Diagenesis of shallow-marine carbonates

J. A. D. Dickson

Department of Earth Sciences, University of Cambridge, Downing Street, Cambridge CB2 3EQ

The utility of carbonate petrography in solving diagenetic problems is often underrated. Staining and cathodoluminescence are complementary to petrographic studies; their application is compared. Interpretation of carbonate trace element concentration through the distribution coefficient, as illustrated by Sr2+, was oversimplified in the 1970s and often tied to repeated recrystallization episodes in meteoric waters. Kinetic factors complicate the use of the distribution coefficient in calcite. {delta}13C values from carbonates help in identifying the source of carbon but {delta}18O values are difficult to interpret due to control by temperature as well as the isotopic composition of the precipitation fluids. Data on the composition of sedimentary waters, geothermometry and geobarometry of buried sedimentary rocks can be provided by fluid inclusion studies but interpretation has often been over-optimistic, because insufficient account has been taken of the difficulties which exist with fluid inclusion work.

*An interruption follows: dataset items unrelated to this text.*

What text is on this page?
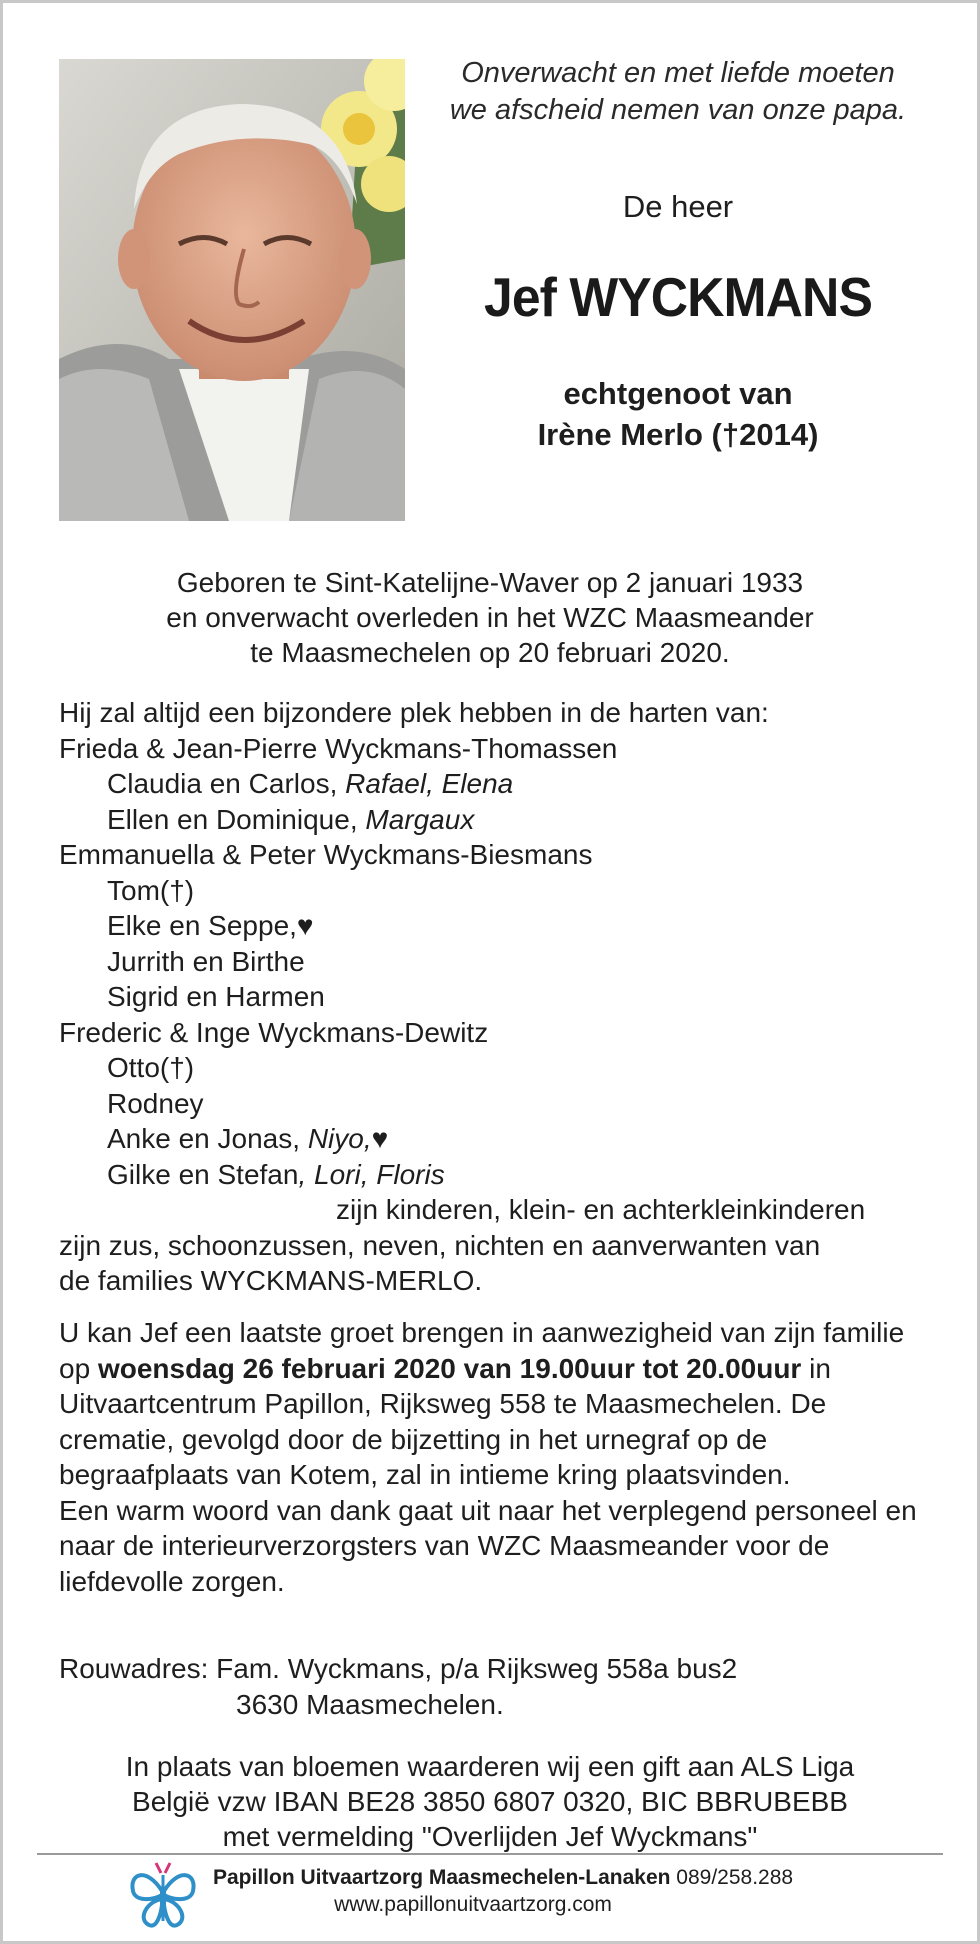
Onverwacht en met liefde moeten
we afscheid nemen van onze papa.
De heer
Jef WYCKMANS
echtgenoot van
Irène Merlo (†2014)
Geboren te Sint-Katelijne-Waver op 2 januari 1933
en onverwacht overleden in het WZC Maasmeander
te Maasmechelen op 20 februari 2020.
Hij zal altijd een bijzondere plek hebben in de harten van:
Frieda & Jean-Pierre Wyckmans-Thomassen
Claudia en Carlos, Rafael, Elena
Ellen en Dominique, Margaux
Emmanuella & Peter Wyckmans-Biesmans
Tom(†)
Elke en Seppe,♥
Jurrith en Birthe
Sigrid en Harmen
Frederic & Inge Wyckmans-Dewitz
Otto(†)
Rodney
Anke en Jonas, Niyo,♥
Gilke en Stefan, Lori, Floris
zijn kinderen, klein- en achterkleinkinderen
zijn zus, schoonzussen, neven, nichten en aanverwanten van
de families WYCKMANS-MERLO.
U kan Jef een laatste groet brengen in aanwezigheid van zijn familie op woensdag 26 februari 2020 van 19.00uur tot 20.00uur in Uitvaartcentrum Papillon, Rijksweg 558 te Maasmechelen. De crematie, gevolgd door de bijzetting in het urnegraf op de begraafplaats van Kotem, zal in intieme kring plaatsvinden.
Een warm woord van dank gaat uit naar het verplegend personeel en naar de interieurverzorgsters van WZC Maasmeander voor de liefdevolle zorgen.
Rouwadres: Fam. Wyckmans, p/a Rijksweg 558a bus2
3630 Maasmechelen.
In plaats van bloemen waarderen wij een gift aan ALS Liga
België vzw IBAN BE28 3850 6807 0320, BIC BBRUBEBB
met vermelding "Overlijden Jef Wyckmans"
Papillon Uitvaartzorg Maasmechelen-Lanaken 089/258.288
www.papillonuitvaartzorg.com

Near-surface, carbonate diagenesis is well understood through field studies of Recent and Pleistocene sediments. Research effort in the future, it is predicted, will concentrate on burial diagenesis because it is the least understood diagenetic realm. The large variations in temperature, pressure and time which distinguish burial from near-surface environments are exemplified by the burial history of the Carboniferous Limestone of South Wales.